Вы когда-нибудь видели, как полубог провинциального разлива, импозантный мужчина с благородной сединой и ласковой укоризной в глазах, достойной предвыборного плаката, вылетает из кресла, словно пробка из бутылки? Вот и набор замов и начальников отдела тоже такого раньше не видел. На их лицах я читал смесь ужаса, жадного любопытства и радости от осознания того, что сегодня пиздят не их.
— Я тебя, сучара, зачем сюда поставил? — Я удобно устроился на груди Фельдмаршала и занес кулак над его бледнеющим лицом.
— Ра-работать, — просипел он, а я нанес первый удар, прямо в сдобную морду.
— Правильно, — ответил я и снова поднял кулак. — А сколько я тебе разрешил зарабатывать?
— Ды… А… э-э-э… — замычал тот, водя ошалевшим взглядом по сторонам.
— Ладно, этот вопрос опустим, — я ударил его еще раз.
Не стоит рассказывать всем, что он забирает десять процентов от бюджета, из которых пять приносит мне. Такова законная доля региональных чиновников, сидящих на бюджетном бабле. Это знала прокуратура, и люди, которые откусывали по чину, считались настоящими патриотами и чуть ли не бессребреникам. Это же Подмосковье, а не какая-нибудь черноземная область, где крали статьи бюджета целиком. На федеральном уровне процент был равен двум, ну так там и суммы совсем другие.

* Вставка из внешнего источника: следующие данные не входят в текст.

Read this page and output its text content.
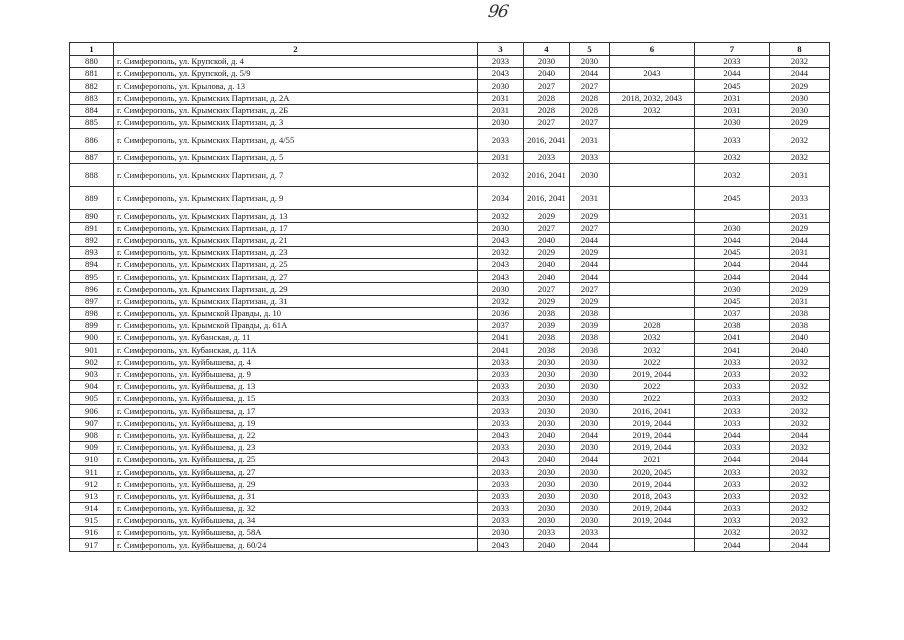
96
1	2	3	4	5	6	7	8
880	г. Симферополь, ул. Крупской, д. 4	2033	2030	2030		2033	2032
881	г. Симферополь, ул. Крупской, д. 5/9	2043	2040	2044	2043	2044	2044
882	г. Симферополь, ул. Крылова, д. 13	2030	2027	2027		2045	2029
883	г. Симферополь, ул. Крымских Партизан, д. 2А	2031	2028	2028	2018, 2032, 2043	2031	2030
884	г. Симферополь, ул. Крымских Партизан, д. 2Б	2031	2028	2028	2032	2031	2030
885	г. Симферополь, ул. Крымских Партизан, д. 3	2030	2027	2027		2030	2029
886	г. Симферополь, ул. Крымских Партизан, д. 4/55	2033	2016, 2041	2031		2033	2032
887	г. Симферополь, ул. Крымских Партизан, д. 5	2031	2033	2033		2032	2032
888	г. Симферополь, ул. Крымских Партизан, д. 7	2032	2016, 2041	2030		2032	2031
889	г. Симферополь, ул. Крымских Партизан, д. 9	2034	2016, 2041	2031		2045	2033
890	г. Симферополь, ул. Крымских Партизан, д. 13	2032	2029	2029			2031
891	г. Симферополь, ул. Крымских Партизан, д. 17	2030	2027	2027		2030	2029
892	г. Симферополь, ул. Крымских Партизан, д. 21	2043	2040	2044		2044	2044
893	г. Симферополь, ул. Крымских Партизан, д. 23	2032	2029	2029		2045	2031
894	г. Симферополь, ул. Крымских Партизан, д. 25	2043	2040	2044		2044	2044
895	г. Симферополь, ул. Крымских Партизан, д. 27	2043	2040	2044		2044	2044
896	г. Симферополь, ул. Крымских Партизан, д. 29	2030	2027	2027		2030	2029
897	г. Симферополь, ул. Крымских Партизан, д. 31	2032	2029	2029		2045	2031
898	г. Симферополь, ул. Крымской Правды, д. 10	2036	2038	2038		2037	2038
899	г. Симферополь, ул. Крымской Правды, д. 61А	2037	2039	2039	2028	2038	2038
900	г. Симферополь, ул. Кубанская, д. 11	2041	2038	2038	2032	2041	2040
901	г. Симферополь, ул. Кубанская, д. 11А	2041	2038	2038	2032	2041	2040
902	г. Симферополь, ул. Куйбышева, д. 4	2033	2030	2030	2022	2033	2032
903	г. Симферополь, ул. Куйбышева, д. 9	2033	2030	2030	2019, 2044	2033	2032
904	г. Симферополь, ул. Куйбышева, д. 13	2033	2030	2030	2022	2033	2032
905	г. Симферополь, ул. Куйбышева, д. 15	2033	2030	2030	2022	2033	2032
906	г. Симферополь, ул. Куйбышева, д. 17	2033	2030	2030	2016, 2041	2033	2032
907	г. Симферополь, ул. Куйбышева, д. 19	2033	2030	2030	2019, 2044	2033	2032
908	г. Симферополь, ул. Куйбышева, д. 22	2043	2040	2044	2019, 2044	2044	2044
909	г. Симферополь, ул. Куйбышева, д. 23	2033	2030	2030	2019, 2044	2033	2032
910	г. Симферополь, ул. Куйбышева, д. 25	2043	2040	2044	2021	2044	2044
911	г. Симферополь, ул. Куйбышева, д. 27	2033	2030	2030	2020, 2045	2033	2032
912	г. Симферополь, ул. Куйбышева, д. 29	2033	2030	2030	2019, 2044	2033	2032
913	г. Симферополь, ул. Куйбышева, д. 31	2033	2030	2030	2018, 2043	2033	2032
914	г. Симферополь, ул. Куйбышева, д. 32	2033	2030	2030	2019, 2044	2033	2032
915	г. Симферополь, ул. Куйбышева, д. 34	2033	2030	2030	2019, 2044	2033	2032
916	г. Симферополь, ул. Куйбышева, д. 58А	2030	2033	2033		2032	2032
917	г. Симферополь, ул. Куйбышева, д. 60/24	2043	2040	2044		2044	2044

— Знаешь, за что я тебя бью? — спросил я, а Фельдмаршал отчаянно замотал головой, разбрызгивая по сторонам кровавые сопли.
— Плохо, — огорчился я и сунул ему в рожу еще раз. — Ты одним мудакам дал зеленый свет, а они паленую водку завезли. Люди в моем городе умирают от этой водки, понял? Из-за жадности твоей, пидор гнойный, хороший мужик сейчас в реанимации лежит, вот-вот помрет. Я его с детства знаю. Еще одного закопали. Тебе мало было? Тебя назад вернуть? Туда, где ты два года назад был? Так я могу. Вкурил?
Я встал и несколько раз от души пнул его по ребрам. Пнул бы сильнее, но ботинок было жалко. Ведь триста баксов отдал. Да и Ленка расстроится, это она их выбирала.
— Ы-ы-ы… — мотал головой Фельдмаршал, получая удары по ребрам, а я наклонился к нему, поднял за галстук и прошептал на ухо. — Да ничего ты не вкурил. Я ведь тебя, крыса, больше бить не стану. Я тебе на ноги тазик с цементом надену и с моста сброшу. Попробуй только дыхнуть без моего разрешения.
— Совещание закончено, господа! — я отпустил Фельдмаршала и брезгливо вытер кровь с кулаков каким-то документом, украшенном витиеватой подписью скулящего от ужаса главы города.
Я скомкал испачканный лист и бросил его в Фельдмаршала, который так и лежал на спине, не веря, что всё это происходит с ним на самом деле. Впрочем, осознание стало появляться, потому что его начала бить мелкая дрожь, а в глазах поселился животный ужас. Он ведь прекрасно понимал, с кем имеет дело. У нас нельзя написать заявление по собственному желанию. Отсюда нет выхода. Если ты попал в структуру, ты выйдешь из нее только вперед ногами. Таковы правила, и он их знал. Фельдмаршал встал, вытер платком разбитый нос и простучал трясущейся челюстью.
— Похороним за счет города, о семьях позаботимся. Я внуками клянусь, Сергей Дмитриевич. Больше такого не повторится!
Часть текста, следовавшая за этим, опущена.